Back to nature
By: Tony Hoyland
The National Trust’s Wicken Fen is a National Nature Reserve with 650 acres of wetland of European importance offering primary habitats for a number of endangered species. Additionally, as a Site of Special Scientific Interest (SSSI) it requires expert maintenance using specialist techniques. Senior Warden James Selby has the complex task of specifying machinery which can be productive over the vast area of land while coping with its unique challenges.
Reliable, all-terrain transport is essential to cross the extensive tracts of land, and two Kubota RTV 900s fulfil this role ideally. James says: “We trialled the RTV900 against two other leading makes and it was the only utility vehicle with the torque to pull itself out of the wet holes on this land. It is also considerably more robust than others on the market, which is vital in this harsh environment.”
Bench seats and an open cab have been specified to give the ease of access needed when operators need to frequently get in and out of the RTV. James works closely with local Kubota dealer, Thurlow Nunn (TNS), and the partnership has yielded some special adaptations for the RTVs. One is equipped with a canopy over the cargo box to keep tools, 2-stroke fuel, equipment and volunteers’ gear dry. The other has a cage to protect operators from the horns of the inquisitive Highland cattle which graze the Fen, while they are undertaking jobs such as ear tagging.
A 40hp Kubota STV40 compact tractor is used to power a Kuhn disc mower and to cut vegetation on the sedge fen, conserving two European designated habitat types by cutting on a one year and a three year rotation. James explained: “We need low impact tractors with big tyres as the peat fen is extremely soft – the consistency of full fat milk. But we can only cut from July to September as the ground is too wet otherwise, so a high output is crucial, and Kubota’s powerful range of machinery offers this.”
Mowing removes competitive plants and encourages favoured species such as milk parsley, the preferred diet of swallowtail butterfly larvae. The cut material is then turned before removal from the fen by a buckrake mounted on a 14 year old Kubota L3600. James added: “We take the cut material off the fen to remove nutrients (nitrates and phosphates) that would encourage competitive species and to allow germination. The STV40 was originally intended to take over the buckraking, but we have kept it for mowing as the ‘heel and toe’ action offered by its hydrostatic transmission is so efficient that we have been able to halve the time previously taken to cut the fen. Working with TNS, we have added wide rims, the largest possible tyres and added protection through a ‘belly pan’ and guards fitted to protect filters etc. The ‘bi-speed’ feature is a god-send especially when cutting and the hydrostatic heel and toe means no shuttle or changing gears which is why we save so much time. The L3600 is also extremely powerful for its size and has shaved a third off the time taken for buckraking by being able to handle larger loads. This not only cuts our fuel use, but more importantly enables us to get the job done in the short time period available.”

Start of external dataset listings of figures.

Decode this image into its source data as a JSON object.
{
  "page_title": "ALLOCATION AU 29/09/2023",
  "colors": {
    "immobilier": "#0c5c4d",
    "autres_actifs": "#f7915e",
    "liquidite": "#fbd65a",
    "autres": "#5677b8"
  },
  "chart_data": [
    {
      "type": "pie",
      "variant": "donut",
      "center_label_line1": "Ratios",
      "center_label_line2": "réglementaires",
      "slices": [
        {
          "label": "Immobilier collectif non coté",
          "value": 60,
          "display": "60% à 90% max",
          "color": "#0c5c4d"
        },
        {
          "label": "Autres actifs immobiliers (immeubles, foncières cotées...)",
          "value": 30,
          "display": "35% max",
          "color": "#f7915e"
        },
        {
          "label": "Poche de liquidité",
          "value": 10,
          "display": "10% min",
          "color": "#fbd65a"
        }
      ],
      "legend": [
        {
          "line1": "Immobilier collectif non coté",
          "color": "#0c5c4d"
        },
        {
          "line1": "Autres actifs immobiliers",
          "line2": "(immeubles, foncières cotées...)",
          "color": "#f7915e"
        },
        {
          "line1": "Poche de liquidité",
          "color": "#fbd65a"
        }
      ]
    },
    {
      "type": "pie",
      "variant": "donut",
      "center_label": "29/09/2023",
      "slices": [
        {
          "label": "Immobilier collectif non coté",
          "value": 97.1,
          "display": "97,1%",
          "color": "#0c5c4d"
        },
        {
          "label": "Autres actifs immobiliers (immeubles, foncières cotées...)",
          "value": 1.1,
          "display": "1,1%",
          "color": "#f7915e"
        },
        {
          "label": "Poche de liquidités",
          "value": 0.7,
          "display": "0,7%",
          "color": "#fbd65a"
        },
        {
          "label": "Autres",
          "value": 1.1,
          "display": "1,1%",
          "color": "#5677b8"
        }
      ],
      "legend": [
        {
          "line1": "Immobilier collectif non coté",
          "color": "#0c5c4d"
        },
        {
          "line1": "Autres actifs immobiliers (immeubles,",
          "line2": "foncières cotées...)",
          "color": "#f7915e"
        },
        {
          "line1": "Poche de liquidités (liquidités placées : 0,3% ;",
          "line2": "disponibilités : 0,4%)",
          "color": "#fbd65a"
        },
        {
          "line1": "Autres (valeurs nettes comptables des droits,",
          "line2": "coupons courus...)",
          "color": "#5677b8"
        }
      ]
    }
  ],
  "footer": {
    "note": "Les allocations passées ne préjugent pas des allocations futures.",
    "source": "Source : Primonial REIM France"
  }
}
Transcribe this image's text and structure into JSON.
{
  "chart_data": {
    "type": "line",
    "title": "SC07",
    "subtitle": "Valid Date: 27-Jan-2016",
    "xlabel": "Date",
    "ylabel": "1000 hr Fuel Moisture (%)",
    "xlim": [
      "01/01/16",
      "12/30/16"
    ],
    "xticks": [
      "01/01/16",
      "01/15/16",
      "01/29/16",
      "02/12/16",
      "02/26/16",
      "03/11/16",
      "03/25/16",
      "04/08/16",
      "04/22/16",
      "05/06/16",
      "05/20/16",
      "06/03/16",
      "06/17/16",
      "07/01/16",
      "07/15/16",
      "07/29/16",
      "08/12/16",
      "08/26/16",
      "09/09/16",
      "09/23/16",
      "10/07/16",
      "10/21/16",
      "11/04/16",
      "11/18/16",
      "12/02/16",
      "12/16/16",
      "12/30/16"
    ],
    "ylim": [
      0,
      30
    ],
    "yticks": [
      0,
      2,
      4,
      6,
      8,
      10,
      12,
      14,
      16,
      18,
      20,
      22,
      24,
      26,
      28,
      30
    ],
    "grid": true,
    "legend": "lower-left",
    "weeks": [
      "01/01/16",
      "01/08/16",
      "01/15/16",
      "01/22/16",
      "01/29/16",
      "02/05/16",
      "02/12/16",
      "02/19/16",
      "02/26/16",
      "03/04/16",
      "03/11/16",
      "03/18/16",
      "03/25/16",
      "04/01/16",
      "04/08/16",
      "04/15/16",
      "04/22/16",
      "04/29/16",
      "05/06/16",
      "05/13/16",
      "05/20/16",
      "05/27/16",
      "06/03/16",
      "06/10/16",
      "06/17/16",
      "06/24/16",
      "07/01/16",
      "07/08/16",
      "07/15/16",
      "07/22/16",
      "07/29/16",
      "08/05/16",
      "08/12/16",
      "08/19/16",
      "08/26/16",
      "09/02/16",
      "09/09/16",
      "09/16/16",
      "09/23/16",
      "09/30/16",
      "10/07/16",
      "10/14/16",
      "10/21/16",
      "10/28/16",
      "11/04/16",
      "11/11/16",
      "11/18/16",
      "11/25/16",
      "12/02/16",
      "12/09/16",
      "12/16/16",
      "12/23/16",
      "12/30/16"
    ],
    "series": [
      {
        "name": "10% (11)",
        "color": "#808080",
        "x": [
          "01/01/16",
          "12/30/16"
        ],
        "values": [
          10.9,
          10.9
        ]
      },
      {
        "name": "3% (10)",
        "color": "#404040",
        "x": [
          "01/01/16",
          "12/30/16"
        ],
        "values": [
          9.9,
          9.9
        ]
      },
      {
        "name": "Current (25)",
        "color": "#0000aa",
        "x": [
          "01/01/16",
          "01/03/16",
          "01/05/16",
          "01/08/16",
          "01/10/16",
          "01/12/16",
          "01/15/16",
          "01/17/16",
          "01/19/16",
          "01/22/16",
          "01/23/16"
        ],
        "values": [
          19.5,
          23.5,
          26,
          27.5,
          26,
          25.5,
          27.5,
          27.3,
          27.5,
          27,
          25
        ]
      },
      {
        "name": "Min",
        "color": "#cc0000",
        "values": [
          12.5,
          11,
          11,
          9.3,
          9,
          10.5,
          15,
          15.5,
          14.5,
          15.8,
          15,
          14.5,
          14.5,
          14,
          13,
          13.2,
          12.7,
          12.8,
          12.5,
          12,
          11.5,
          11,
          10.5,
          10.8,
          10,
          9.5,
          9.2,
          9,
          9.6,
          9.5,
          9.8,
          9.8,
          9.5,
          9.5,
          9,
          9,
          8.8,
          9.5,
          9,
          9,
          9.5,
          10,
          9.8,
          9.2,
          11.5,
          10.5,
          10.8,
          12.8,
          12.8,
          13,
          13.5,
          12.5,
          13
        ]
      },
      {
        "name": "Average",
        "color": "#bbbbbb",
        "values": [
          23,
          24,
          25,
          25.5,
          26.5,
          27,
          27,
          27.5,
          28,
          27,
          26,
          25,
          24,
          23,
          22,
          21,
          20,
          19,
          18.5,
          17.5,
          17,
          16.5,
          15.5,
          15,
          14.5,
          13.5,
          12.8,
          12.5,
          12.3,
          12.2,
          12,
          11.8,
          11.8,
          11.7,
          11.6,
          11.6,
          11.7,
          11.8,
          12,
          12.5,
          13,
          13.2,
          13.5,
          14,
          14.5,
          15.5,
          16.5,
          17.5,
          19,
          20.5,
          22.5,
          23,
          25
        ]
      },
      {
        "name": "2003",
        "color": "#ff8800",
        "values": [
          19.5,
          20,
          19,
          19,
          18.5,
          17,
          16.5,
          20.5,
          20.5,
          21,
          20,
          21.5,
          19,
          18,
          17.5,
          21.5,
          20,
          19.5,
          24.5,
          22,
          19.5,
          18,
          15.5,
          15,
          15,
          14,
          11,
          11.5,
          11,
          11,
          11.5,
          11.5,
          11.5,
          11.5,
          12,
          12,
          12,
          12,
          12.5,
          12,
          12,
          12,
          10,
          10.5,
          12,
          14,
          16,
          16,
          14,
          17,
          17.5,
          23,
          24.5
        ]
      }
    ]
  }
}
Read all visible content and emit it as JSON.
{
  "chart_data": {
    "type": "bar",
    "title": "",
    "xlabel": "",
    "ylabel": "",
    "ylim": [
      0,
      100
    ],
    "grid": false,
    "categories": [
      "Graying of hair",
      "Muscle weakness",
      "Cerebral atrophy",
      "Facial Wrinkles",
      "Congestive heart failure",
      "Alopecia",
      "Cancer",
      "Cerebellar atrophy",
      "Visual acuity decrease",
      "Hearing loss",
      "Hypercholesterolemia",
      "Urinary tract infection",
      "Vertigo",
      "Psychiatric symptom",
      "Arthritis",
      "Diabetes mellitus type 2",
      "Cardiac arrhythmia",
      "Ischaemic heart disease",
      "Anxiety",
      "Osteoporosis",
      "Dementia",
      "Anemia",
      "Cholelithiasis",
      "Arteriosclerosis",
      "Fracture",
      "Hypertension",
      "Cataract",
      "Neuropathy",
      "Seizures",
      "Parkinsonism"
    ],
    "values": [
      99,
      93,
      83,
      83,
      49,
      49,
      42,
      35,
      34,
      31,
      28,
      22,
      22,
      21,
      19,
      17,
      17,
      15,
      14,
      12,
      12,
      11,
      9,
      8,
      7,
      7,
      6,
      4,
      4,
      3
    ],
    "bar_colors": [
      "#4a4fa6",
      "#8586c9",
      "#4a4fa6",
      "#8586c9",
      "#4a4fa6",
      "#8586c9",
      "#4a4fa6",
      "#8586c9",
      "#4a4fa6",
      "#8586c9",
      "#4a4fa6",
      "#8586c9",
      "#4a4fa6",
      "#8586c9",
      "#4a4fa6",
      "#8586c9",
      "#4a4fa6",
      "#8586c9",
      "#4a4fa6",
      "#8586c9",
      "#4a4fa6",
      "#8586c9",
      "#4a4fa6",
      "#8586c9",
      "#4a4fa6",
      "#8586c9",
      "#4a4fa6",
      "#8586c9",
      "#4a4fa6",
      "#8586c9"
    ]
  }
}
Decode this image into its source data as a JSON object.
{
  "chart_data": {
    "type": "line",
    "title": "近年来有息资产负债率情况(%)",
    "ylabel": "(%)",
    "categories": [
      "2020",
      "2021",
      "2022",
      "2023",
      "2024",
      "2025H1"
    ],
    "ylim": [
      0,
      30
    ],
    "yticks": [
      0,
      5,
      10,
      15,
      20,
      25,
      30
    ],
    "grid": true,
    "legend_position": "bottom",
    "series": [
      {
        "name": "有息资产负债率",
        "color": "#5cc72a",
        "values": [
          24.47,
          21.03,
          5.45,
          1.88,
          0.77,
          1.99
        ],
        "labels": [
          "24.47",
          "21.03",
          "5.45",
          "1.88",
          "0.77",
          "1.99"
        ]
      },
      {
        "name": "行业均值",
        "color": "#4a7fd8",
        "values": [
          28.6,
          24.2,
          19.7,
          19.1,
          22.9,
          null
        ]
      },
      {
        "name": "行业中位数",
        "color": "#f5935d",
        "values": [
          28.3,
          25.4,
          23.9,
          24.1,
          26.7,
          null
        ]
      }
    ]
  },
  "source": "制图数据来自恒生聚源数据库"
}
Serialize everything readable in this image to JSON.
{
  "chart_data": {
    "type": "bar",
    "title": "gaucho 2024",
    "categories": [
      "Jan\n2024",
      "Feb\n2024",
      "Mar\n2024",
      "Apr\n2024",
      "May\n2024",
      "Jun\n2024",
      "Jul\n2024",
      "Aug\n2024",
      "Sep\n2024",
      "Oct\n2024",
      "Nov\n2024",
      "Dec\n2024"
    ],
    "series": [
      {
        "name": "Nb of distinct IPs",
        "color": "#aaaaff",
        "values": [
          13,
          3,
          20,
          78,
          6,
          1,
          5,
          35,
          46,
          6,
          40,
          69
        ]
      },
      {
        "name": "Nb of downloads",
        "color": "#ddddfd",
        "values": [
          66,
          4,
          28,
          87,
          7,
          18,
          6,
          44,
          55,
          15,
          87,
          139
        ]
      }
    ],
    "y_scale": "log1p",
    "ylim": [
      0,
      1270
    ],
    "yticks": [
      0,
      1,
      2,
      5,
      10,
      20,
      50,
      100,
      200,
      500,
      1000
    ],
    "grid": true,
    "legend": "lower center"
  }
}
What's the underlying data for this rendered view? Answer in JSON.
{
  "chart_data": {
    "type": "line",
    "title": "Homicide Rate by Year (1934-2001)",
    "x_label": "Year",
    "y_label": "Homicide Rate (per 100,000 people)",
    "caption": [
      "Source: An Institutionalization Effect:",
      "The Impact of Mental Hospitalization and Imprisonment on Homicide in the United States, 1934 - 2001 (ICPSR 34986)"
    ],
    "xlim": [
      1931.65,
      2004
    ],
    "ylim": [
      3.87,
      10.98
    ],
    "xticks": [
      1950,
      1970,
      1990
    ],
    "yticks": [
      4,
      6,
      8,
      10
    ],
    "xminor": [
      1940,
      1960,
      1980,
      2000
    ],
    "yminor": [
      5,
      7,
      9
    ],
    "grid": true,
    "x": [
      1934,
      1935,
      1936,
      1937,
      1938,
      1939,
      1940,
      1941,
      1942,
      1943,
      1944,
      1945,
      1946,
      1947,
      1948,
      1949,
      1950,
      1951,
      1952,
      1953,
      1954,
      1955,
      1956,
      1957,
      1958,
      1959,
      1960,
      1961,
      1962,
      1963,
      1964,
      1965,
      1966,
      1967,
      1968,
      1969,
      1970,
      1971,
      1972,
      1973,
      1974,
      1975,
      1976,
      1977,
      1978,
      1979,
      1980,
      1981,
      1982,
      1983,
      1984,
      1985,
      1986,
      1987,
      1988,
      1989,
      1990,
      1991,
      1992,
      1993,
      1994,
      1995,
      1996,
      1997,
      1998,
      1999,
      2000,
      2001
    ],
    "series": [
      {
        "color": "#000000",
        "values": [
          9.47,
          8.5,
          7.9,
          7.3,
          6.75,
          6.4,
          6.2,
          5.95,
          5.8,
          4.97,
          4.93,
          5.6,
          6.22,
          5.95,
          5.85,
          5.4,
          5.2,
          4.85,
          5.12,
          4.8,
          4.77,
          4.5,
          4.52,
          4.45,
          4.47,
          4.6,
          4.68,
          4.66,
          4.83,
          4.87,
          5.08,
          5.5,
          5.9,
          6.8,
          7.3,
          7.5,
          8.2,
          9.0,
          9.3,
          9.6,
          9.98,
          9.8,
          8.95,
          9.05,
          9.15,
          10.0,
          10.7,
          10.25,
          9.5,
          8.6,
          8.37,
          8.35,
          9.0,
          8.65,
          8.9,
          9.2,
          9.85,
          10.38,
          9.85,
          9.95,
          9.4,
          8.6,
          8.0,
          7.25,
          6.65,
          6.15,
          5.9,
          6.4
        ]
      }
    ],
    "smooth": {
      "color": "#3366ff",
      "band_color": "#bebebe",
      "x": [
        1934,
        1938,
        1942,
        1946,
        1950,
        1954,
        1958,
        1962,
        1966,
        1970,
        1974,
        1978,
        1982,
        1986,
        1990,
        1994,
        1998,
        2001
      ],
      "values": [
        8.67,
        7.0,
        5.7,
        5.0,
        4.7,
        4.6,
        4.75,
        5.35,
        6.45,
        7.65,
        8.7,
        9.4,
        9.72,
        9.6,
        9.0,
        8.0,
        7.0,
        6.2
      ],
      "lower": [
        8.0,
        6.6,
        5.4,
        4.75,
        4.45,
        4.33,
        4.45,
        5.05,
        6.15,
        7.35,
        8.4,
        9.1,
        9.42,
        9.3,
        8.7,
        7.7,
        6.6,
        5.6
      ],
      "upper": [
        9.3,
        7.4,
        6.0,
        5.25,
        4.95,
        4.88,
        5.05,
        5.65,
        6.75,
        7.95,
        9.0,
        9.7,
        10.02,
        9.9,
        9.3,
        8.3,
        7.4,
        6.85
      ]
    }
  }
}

For topping of the larger areas, a 95hp Kubota M9540 and Agrimaster flail is used to tackle the dense, woody material, with the big tractor offering the extra ground clearance needed. TNS have also fitted winches to the front of both tractors so in the event of a tractor becoming bogged down, operators can carry out recoveries themselves.
The next project for TNS will also help the Trust boost efficiency – a front end loader fitted to the M9540 will enable James and his team to move materials themselves without having to engage contractors.